Penn State University researchers have analyzed inspection data from the state's concrete bridge decks to identify the key factors that contribute to premature cracking—as well as the effects of cracks on the long-term durability of the bridges.

Among their conclusions:

· Higher concrete strength is associated with higher deck crack density.

· Lower total cement-based materials and higher Portland cement replacement with supplementary materials resulted in less cracking.

· Decks constructed with half-width procedures cracked four times more than decks constructed with full-width procedures.

· Epoxy-coated rebar was effective in resisting corrosion, even in cracked concrete and at the location of cracks.

When the current infrastructure was built in the 1950s, it was constructed for that era's traffic demands, with little focus on maintenance.When the current infrastructure was built in the 1950s, it was constructed for that era's traffic demands, with little focus on maintenance. To assess the state's bridges, they surveyed 71 key PennDOT employees from the design, construction, bridge inspection and materials units to collect and document details about their experience with early-age cracking as it relates to long-term bridge deck performance. Inspection data from both newly constructed and older concrete bridge decks was then collected and analyzed.

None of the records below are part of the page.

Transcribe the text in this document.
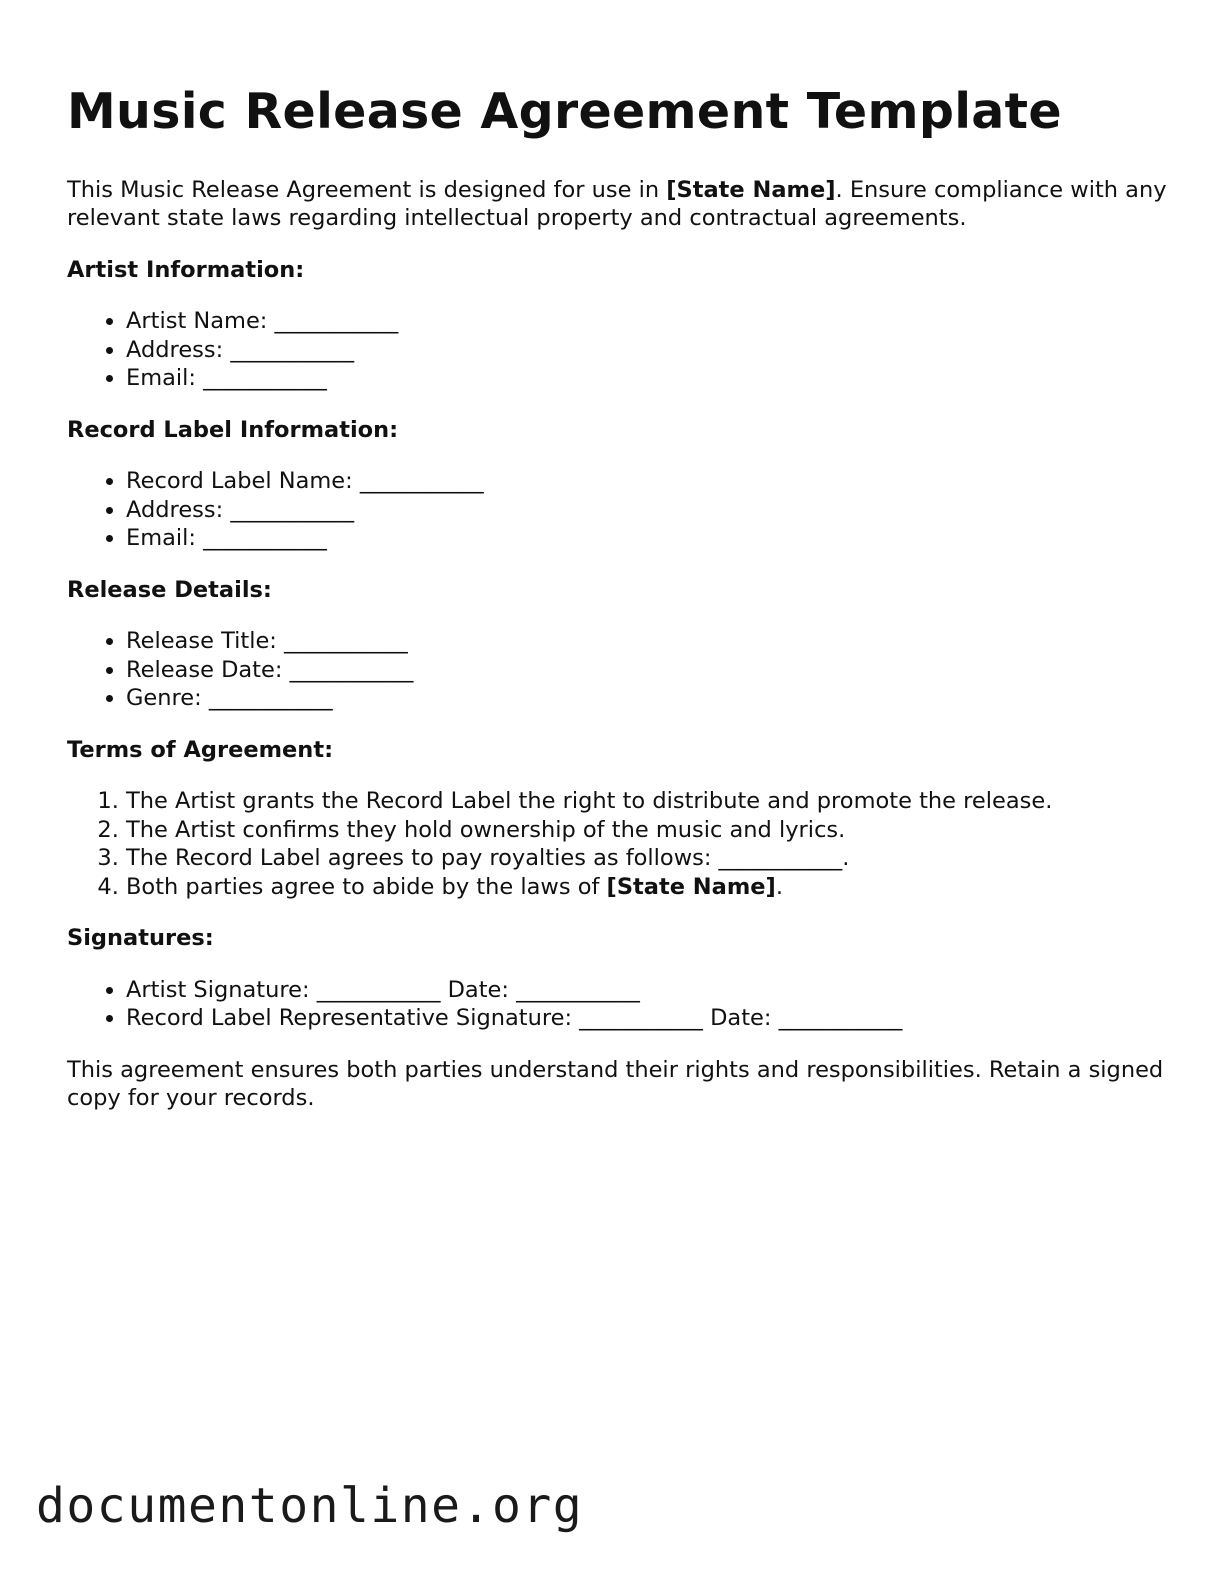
Music Release Agreement Template

This Music Release Agreement is designed for use in [State Name]. Ensure compliance with any relevant state laws regarding intellectual property and contractual agreements.

Artist Information:
• Artist Name: ___________
• Address: ___________
• Email: ___________
Record Label Information:
• Record Label Name: ___________
• Address: ___________
• Email: ___________
Release Details:
• Release Title: ___________
• Release Date: ___________
• Genre: ___________
Terms of Agreement:
1. The Artist grants the Record Label the right to distribute and promote the release.
2. The Artist confirms they hold ownership of the music and lyrics.
3. The Record Label agrees to pay royalties as follows: ___________.
4. Both parties agree to abide by the laws of [State Name].
Signatures:
• Artist Signature: ___________ Date: ___________
• Record Label Representative Signature: ___________ Date: ___________

This agreement ensures both parties understand their rights and responsibilities. Retain a signed copy for your records.

documentonline.org
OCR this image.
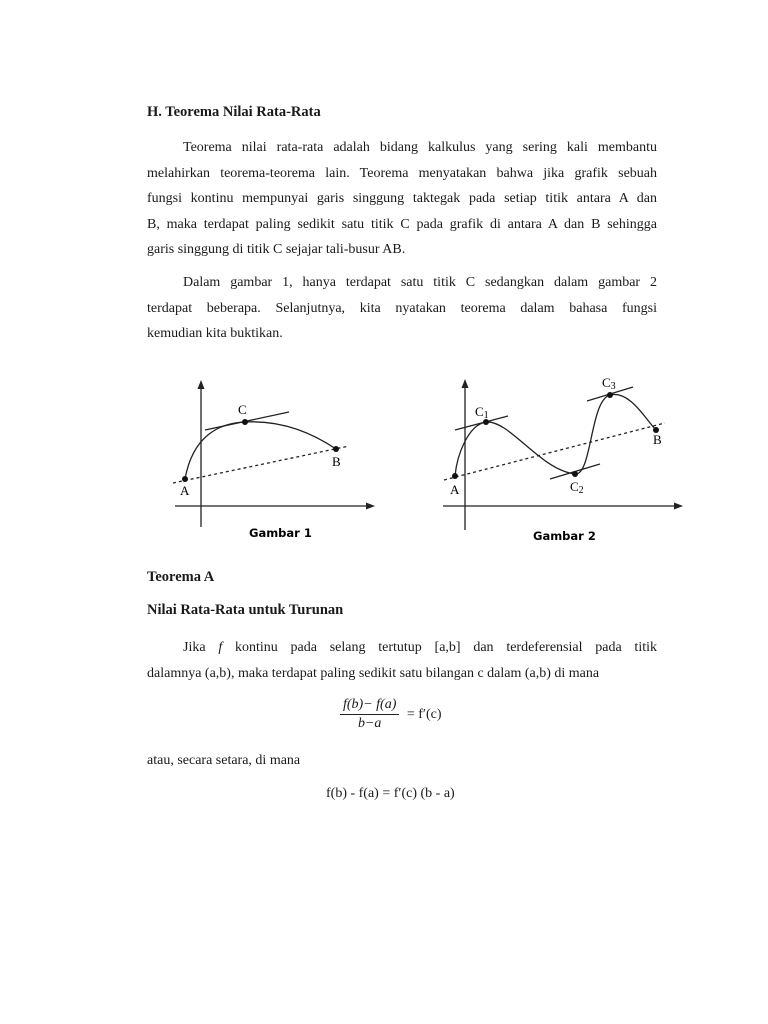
H. Teorema Nilai Rata-Rata
Teorema nilai rata-rata adalah bidang kalkulus yang sering kali membantu
melahirkan teorema-teorema lain. Teorema menyatakan bahwa jika grafik sebuah
fungsi kontinu mempunyai garis singgung taktegak pada setiap titik antara A dan
B, maka terdapat paling sedikit satu titik C pada grafik di antara A dan B sehingga
garis singgung di titik C sejajar tali-busur AB.
Dalam gambar 1, hanya terdapat satu titik C sedangkan dalam gambar 2
terdapat beberapa. Selanjutnya, kita nyatakan teorema dalam bahasa fungsi
kemudian kita buktikan.
A
B
C
Gambar 1
A
B
C1
C2
C3
Gambar 2
Teorema A
Nilai Rata-Rata untuk Turunan
Jika f kontinu pada selang tertutup [a,b] dan terdeferensial pada titik
dalamnya (a,b), maka terdapat paling sedikit satu bilangan c dalam (a,b) di mana
$\frac{f(b)- f(a)}{b-a} = f'(c)$
atau, secara setara, di mana
f(b) - f(a) = f′(c) (b - a)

The team inspected 40 existing concrete bridge decks and obtained 19 core samples that were extracted from the decks and analyzed at Penn State laboratories. In addition, PennDOT crack inspections from 163 newly constructed bridge decks were also summarized and analyzed.

"When the current infrastructure was built in the 1950s under President Eisenhower, it was built for that era's traffic demands, with little focus on maintenance," notes Aleksandra Radlińska, assistant professor of civil engineering, who along with associate professors Farshad Rajabipour and Gordon Warn carried out the study. "Few, if any, expected the number of vehicles in the nation to increase by 300% and the nation's population to increase by 91%."

In addition to better understanding the factors that contribute to premature cracking, the researchers were able to create a deck performance database to enable a more detailed data collection process and better monitoring of the state's bridge decks going forward. The database will allow for the development of deterioration models to help predict future performance and service lives of concrete bridge decks and improve lifetime maintenance costs.

"There is no one solution to fix it all," Radlińska says. "Every bridge is different, so we have a lot of data points that connect to specific models, which will allow PennDOT to determine the best remediation strategies for these deteriorated bridges."